Abstract Whole-cell screening for Mycobacterium tuberculosis ( Mtb ) inhibitors is complicated by the pathogen’s slow growth and biocontainment requirements. Here we present a synthetic biology framework for assaying Mtb drug targets in engineered E. coli . We construct Target Essential Surrogate E. coli (TESEC) in which an essential metabolic enzyme is deleted and replaced with an Mtb -derived functional analog, linking bacterial growth to the activity of the target enzyme.

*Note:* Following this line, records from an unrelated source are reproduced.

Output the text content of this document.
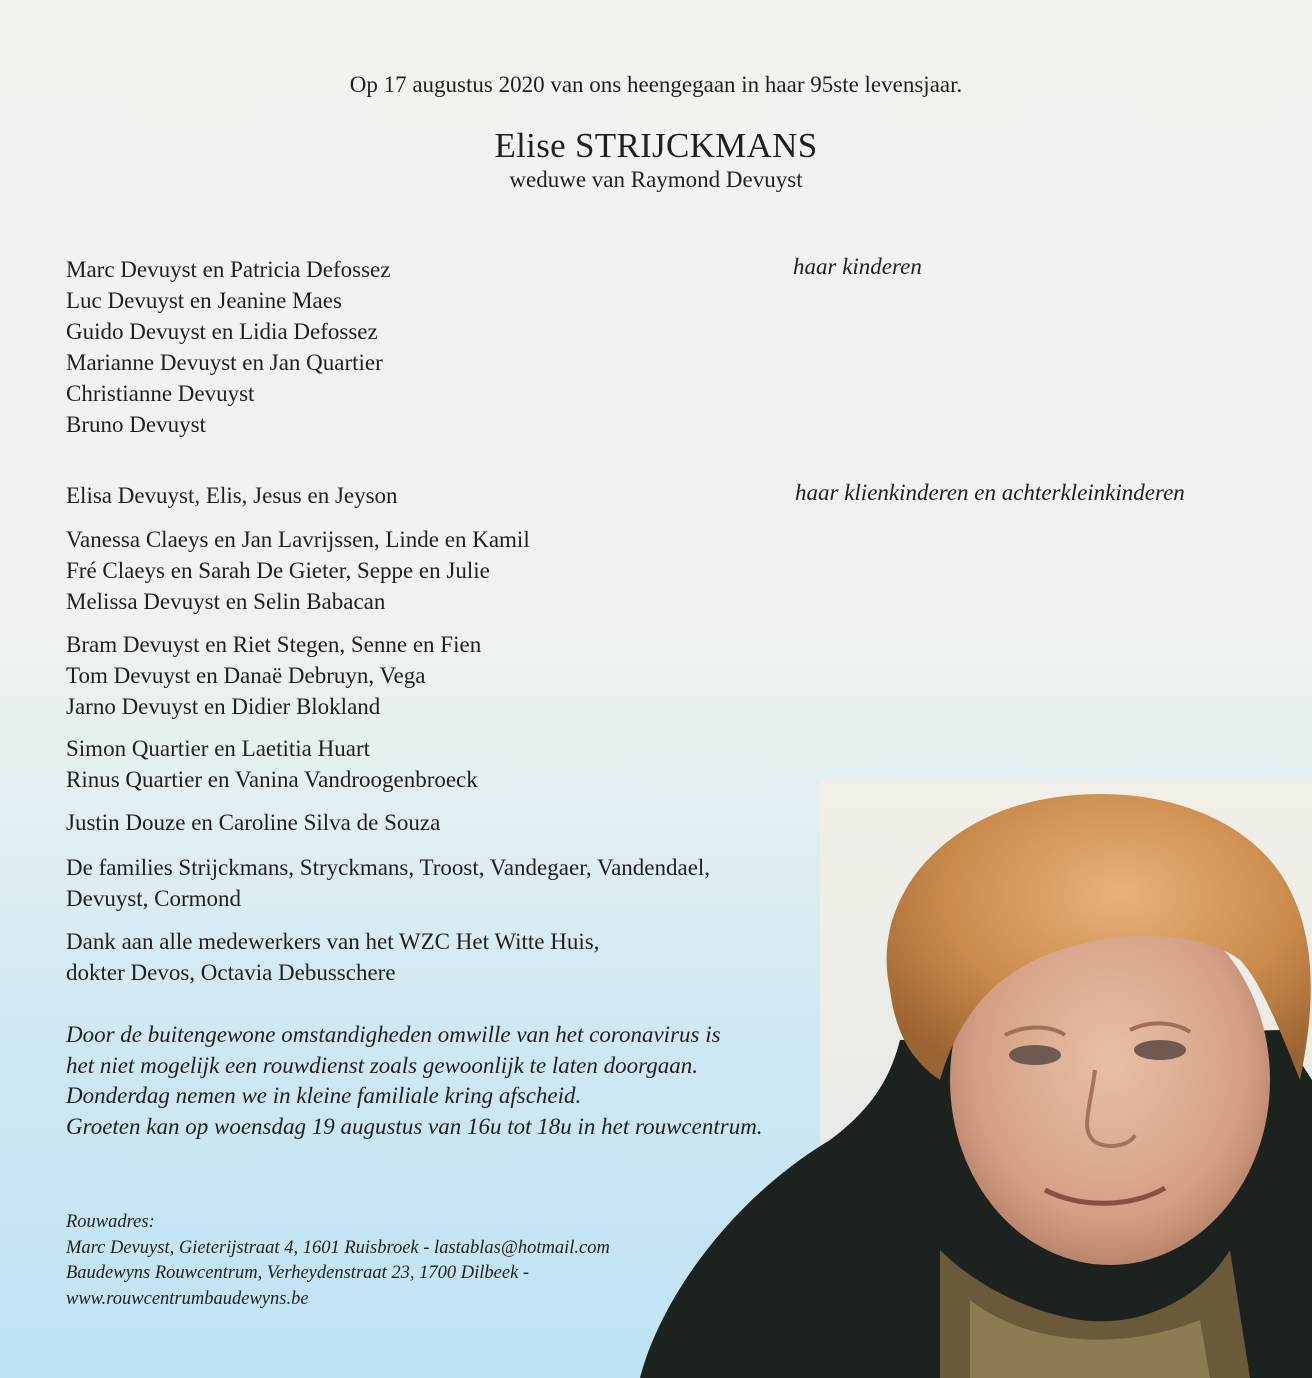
Op 17 augustus 2020 van ons heengegaan in haar 95ste levensjaar.
Elise STRIJCKMANS
weduwe van Raymond Devuyst
Marc Devuyst en Patricia Defossez
Luc Devuyst en Jeanine Maes
Guido Devuyst en Lidia Defossez
Marianne Devuyst en Jan Quartier
Christianne Devuyst
Bruno Devuyst
haar kinderen
haar klienkinderen en achterkleinkinderen
Elisa Devuyst, Elis, Jesus en Jeyson
Vanessa Claeys en Jan Lavrijssen, Linde en Kamil
Fré Claeys en Sarah De Gieter, Seppe en Julie
Melissa Devuyst en Selin Babacan
Bram Devuyst en Riet Stegen, Senne en Fien
Tom Devuyst en Danaë Debruyn, Vega
Jarno Devuyst en Didier Blokland
Simon Quartier en Laetitia Huart
Rinus Quartier en Vanina Vandroogenbroeck
Justin Douze en Caroline Silva de Souza
De families Strijckmans, Stryckmans, Troost, Vandegaer, Vandendael,
Devuyst, Cormond
Dank aan alle medewerkers van het WZC Het Witte Huis,
dokter Devos, Octavia Debusschere
Door de buitengewone omstandigheden omwille van het coronavirus is
het niet mogelijk een rouwdienst zoals gewoonlijk te laten doorgaan.
Donderdag nemen we in kleine familiale kring afscheid.
Groeten kan op woensdag 19 augustus van 16u tot 18u in het rouwcentrum.
Rouwadres:
Marc Devuyst, Gieterijstraat 4, 1601 Ruisbroek - lastablas@hotmail.com
Baudewyns Rouwcentrum, Verheydenstraat 23, 1700 Dilbeek -
www.rouwcentrumbaudewyns.be
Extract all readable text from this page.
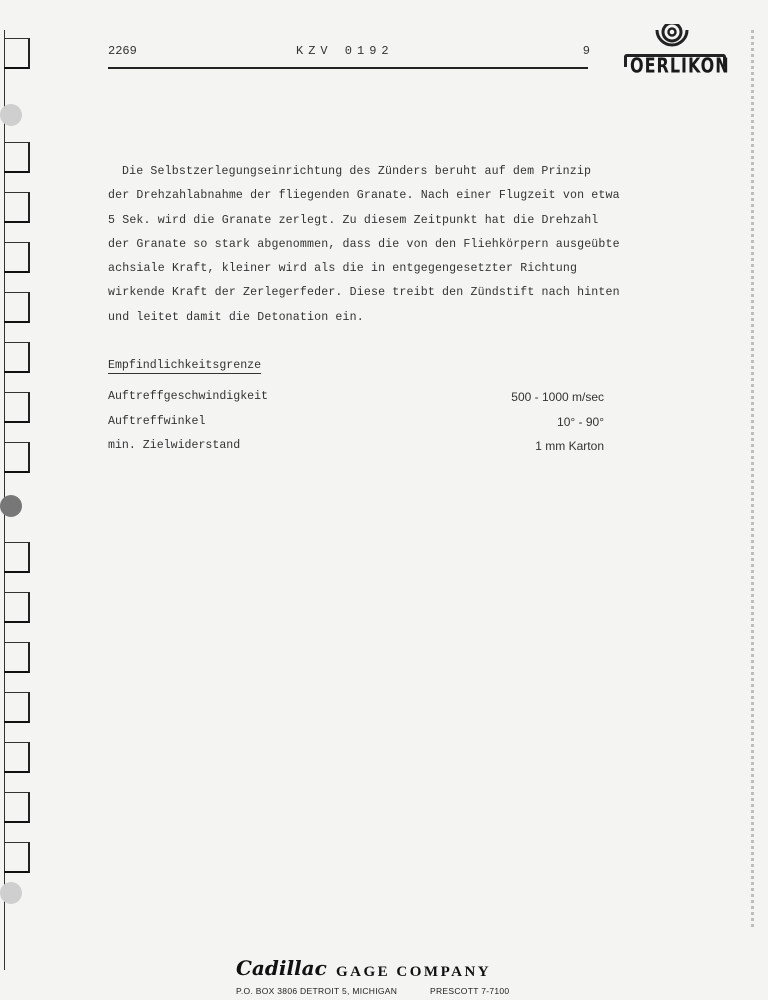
2269	KZV 0192	9
OERLIKON
Die Selbstzerlegungseinrichtung des Zünders beruht auf dem Prinzip
der Drehzahlabnahme der fliegenden Granate. Nach einer Flugzeit von etwa
5 Sek. wird die Granate zerlegt. Zu diesem Zeitpunkt hat die Drehzahl
der Granate so stark abgenommen, dass die von den Fliehkörpern ausgeübte
achsiale Kraft, kleiner wird als die in entgegengesetzter Richtung
wirkende Kraft der Zerlegerfeder. Diese treibt den Zündstift nach hinten
und leitet damit die Detonation ein.
Empfindlichkeitsgrenze
Auftreffgeschwindigkeit	500 - 1000 m/sec
Auftreffwinkel	10° - 90°
min. Zielwiderstand	1 mm Karton
Cadillac GAGE COMPANY
P.O. BOX 3806 DETROIT 5, MICHIGAN	PRESCOTT 7-7100
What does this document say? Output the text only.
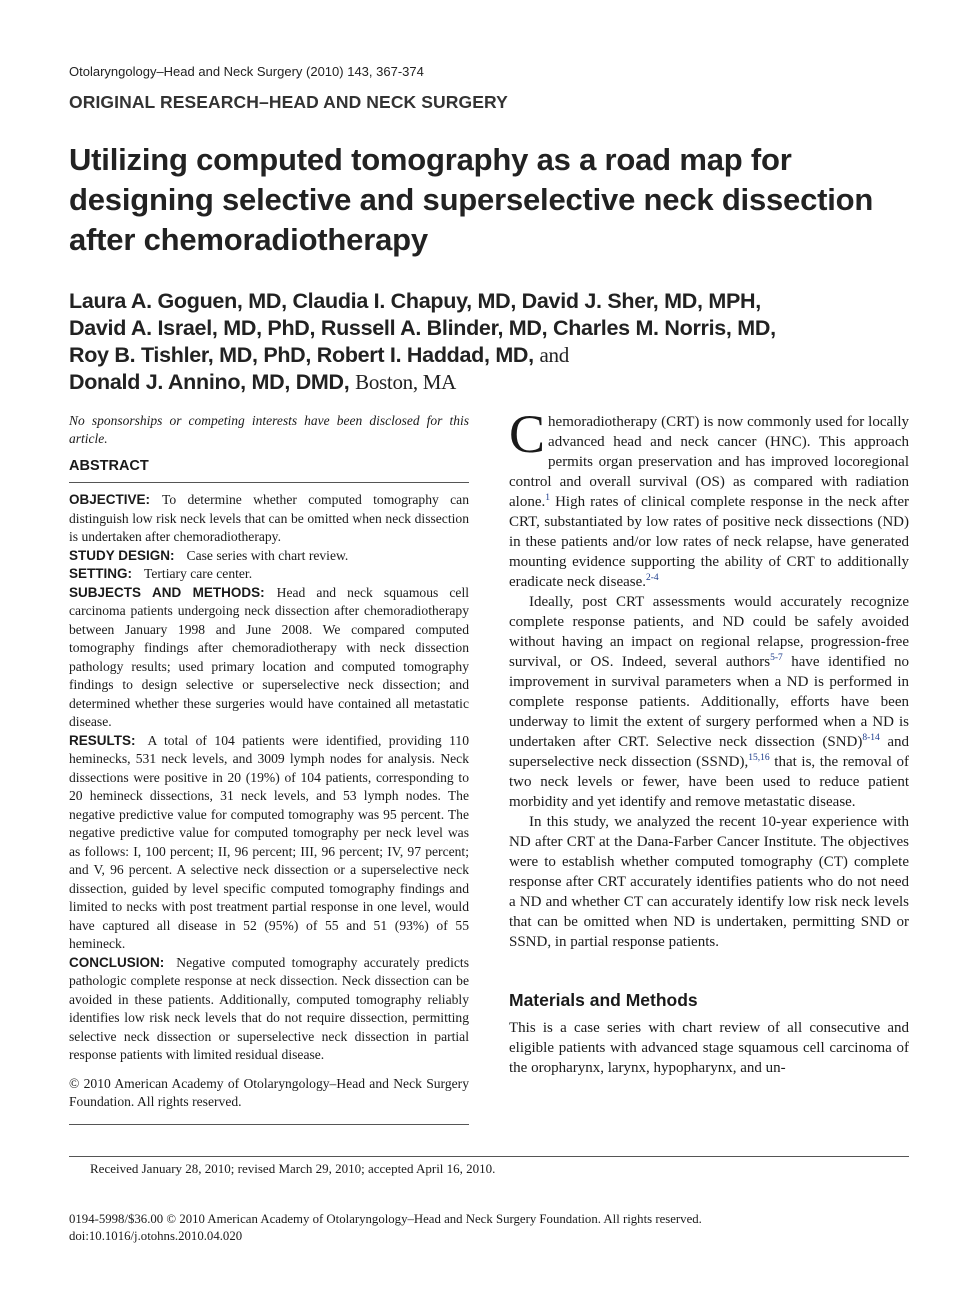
Otolaryngology–Head and Neck Surgery (2010) 143, 367-374
ORIGINAL RESEARCH–HEAD AND NECK SURGERY
Utilizing computed tomography as a road map for designing selective and superselective neck dissection after chemoradiotherapy
Laura A. Goguen, MD, Claudia I. Chapuy, MD, David J. Sher, MD, MPH,
David A. Israel, MD, PhD, Russell A. Blinder, MD, Charles M. Norris, MD,
Roy B. Tishler, MD, PhD, Robert I. Haddad, MD, and
Donald J. Annino, MD, DMD, Boston, MA

No sponsorships or competing interests have been disclosed for this article.

ABSTRACT

OBJECTIVE: To determine whether computed tomography can distinguish low risk neck levels that can be omitted when neck dissection is undertaken after chemoradiotherapy.

STUDY DESIGN: Case series with chart review.

SETTING: Tertiary care center.

SUBJECTS AND METHODS: Head and neck squamous cell carcinoma patients undergoing neck dissection after chemoradiotherapy between January 1998 and June 2008. We compared computed tomography findings after chemoradiotherapy with neck dissection pathology results; used primary location and computed tomography findings to design selective or superselective neck dissection; and determined whether these surgeries would have contained all metastatic disease.

RESULTS: A total of 104 patients were identified, providing 110 heminecks, 531 neck levels, and 3009 lymph nodes for analysis. Neck dissections were positive in 20 (19%) of 104 patients, corresponding to 20 hemineck dissections, 31 neck levels, and 53 lymph nodes. The negative predictive value for computed tomography was 95 percent. The negative predictive value for computed tomography per neck level was as follows: I, 100 percent; II, 96 percent; III, 96 percent; IV, 97 percent; and V, 96 percent. A selective neck dissection or a superselective neck dissection, guided by level specific computed tomography findings and limited to necks with post treatment partial response in one level, would have captured all disease in 52 (95%) of 55 and 51 (93%) of 55 hemineck.

CONCLUSION: Negative computed tomography accurately predicts pathologic complete response at neck dissection. Neck dissection can be avoided in these patients. Additionally, computed tomography reliably identifies low risk neck levels that do not require dissection, permitting selective neck dissection or superselective neck dissection in partial response patients with limited residual disease.

© 2010 American Academy of Otolaryngology–Head and Neck Surgery Foundation. All rights reserved.

Chemoradiotherapy (CRT) is now commonly used for locally advanced head and neck cancer (HNC). This approach permits organ preservation and has improved locoregional control and overall survival (OS) as compared with radiation alone.$^1$ High rates of clinical complete response in the neck after CRT, substantiated by low rates of positive neck dissections (ND) in these patients and/or low rates of neck relapse, have generated mounting evidence supporting the ability of CRT to additionally eradicate neck disease.$^{2-4}$

Ideally, post CRT assessments would accurately recognize complete response patients, and ND could be safely avoided without having an impact on regional relapse, progression-free survival, or OS. Indeed, several authors$^{5-7}$ have identified no improvement in survival parameters when a ND is performed in complete response patients. Additionally, efforts have been underway to limit the extent of surgery performed when a ND is undertaken after CRT. Selective neck dissection (SND)$^{8-14}$ and superselective neck dissection (SSND),$^{15,16}$ that is, the removal of two neck levels or fewer, have been used to reduce patient morbidity and yet identify and remove metastatic disease.

In this study, we analyzed the recent 10-year experience with ND after CRT at the Dana-Farber Cancer Institute. The objectives were to establish whether computed tomography (CT) complete response after CRT accurately identifies patients who do not need a ND and whether CT can accurately identify low risk neck levels that can be omitted when ND is undertaken, permitting SND or SSND, in partial response patients.

Materials and Methods

This is a case series with chart review of all consecutive and eligible patients with advanced stage squamous cell carcinoma of the oropharynx, larynx, hypopharynx, and un-

Received January 28, 2010; revised March 29, 2010; accepted April 16, 2010.
0194-5998/$36.00 © 2010 American Academy of Otolaryngology–Head and Neck Surgery Foundation. All rights reserved.
doi:10.1016/j.otohns.2010.04.020
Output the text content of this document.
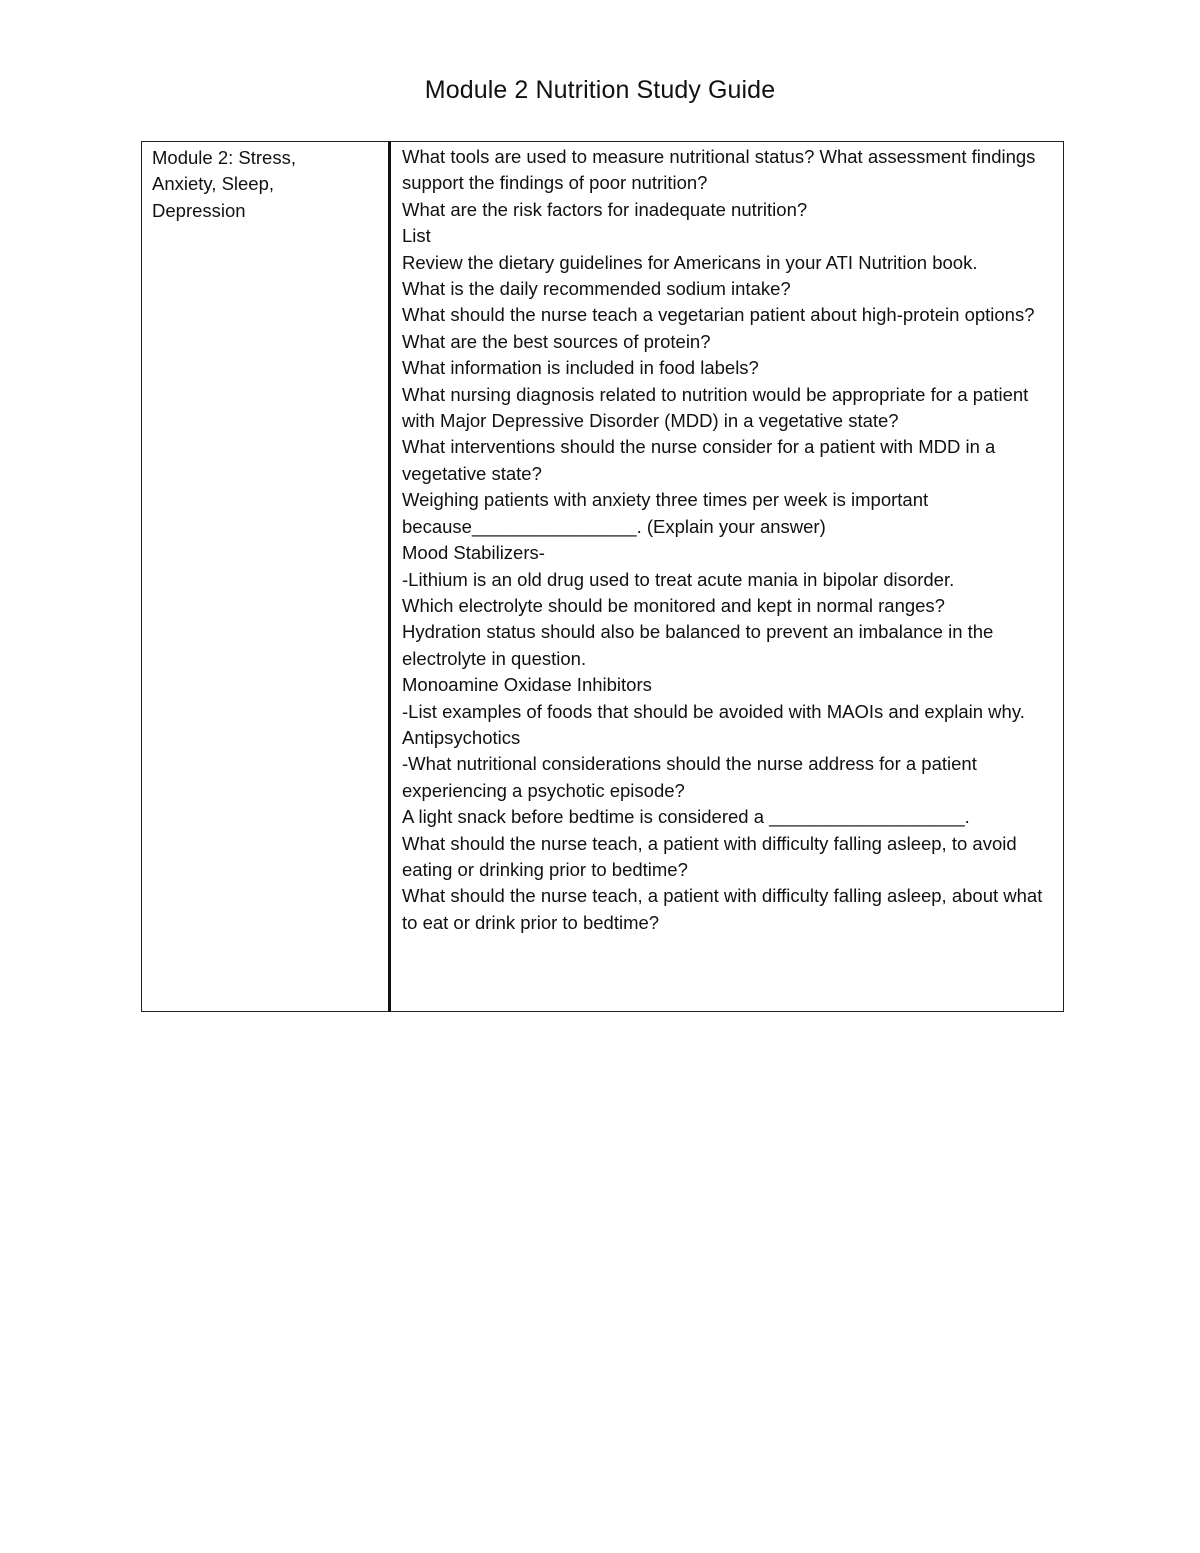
Module 2 Nutrition Study Guide
Module 2: Stress,
Anxiety, Sleep,
Depression

What tools are used to measure nutritional status? What assessment findings support the findings of poor nutrition?
What are the risk factors for inadequate nutrition?
List
Review the dietary guidelines for Americans in your ATI Nutrition book.
What is the daily recommended sodium intake?
What should the nurse teach a vegetarian patient about high-protein options?
What are the best sources of protein?
What information is included in food labels?
What nursing diagnosis related to nutrition would be appropriate for a patient with Major Depressive Disorder (MDD) in a vegetative state?
What interventions should the nurse consider for a patient with MDD in a vegetative state?
Weighing patients with anxiety three times per week is important because________________. (Explain your answer)
Mood Stabilizers-
-Lithium is an old drug used to treat acute mania in bipolar disorder.
Which electrolyte should be monitored and kept in normal ranges?
Hydration status should also be balanced to prevent an imbalance in the electrolyte in question.
Monoamine Oxidase Inhibitors
-List examples of foods that should be avoided with MAOIs and explain why.
Antipsychotics
-What nutritional considerations should the nurse address for a patient experiencing a psychotic episode?
A light snack before bedtime is considered a ___________________.
What should the nurse teach, a patient with difficulty falling asleep, to avoid eating or drinking prior to bedtime?
What should the nurse teach, a patient with difficulty falling asleep, about what to eat or drink prior to bedtime?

High throughput screening of a TESEC model for Mtb alanine racemase (Alr) revealed benazepril as a targeted inhibitor, a result validated in whole-cell Mtb . In vitro biochemical assays indicated a noncompetitive mechanism unlike that of clinical Alr inhibitors. We establish the scalability of TESEC for drug discovery by characterizing TESEC strains for four additional targets.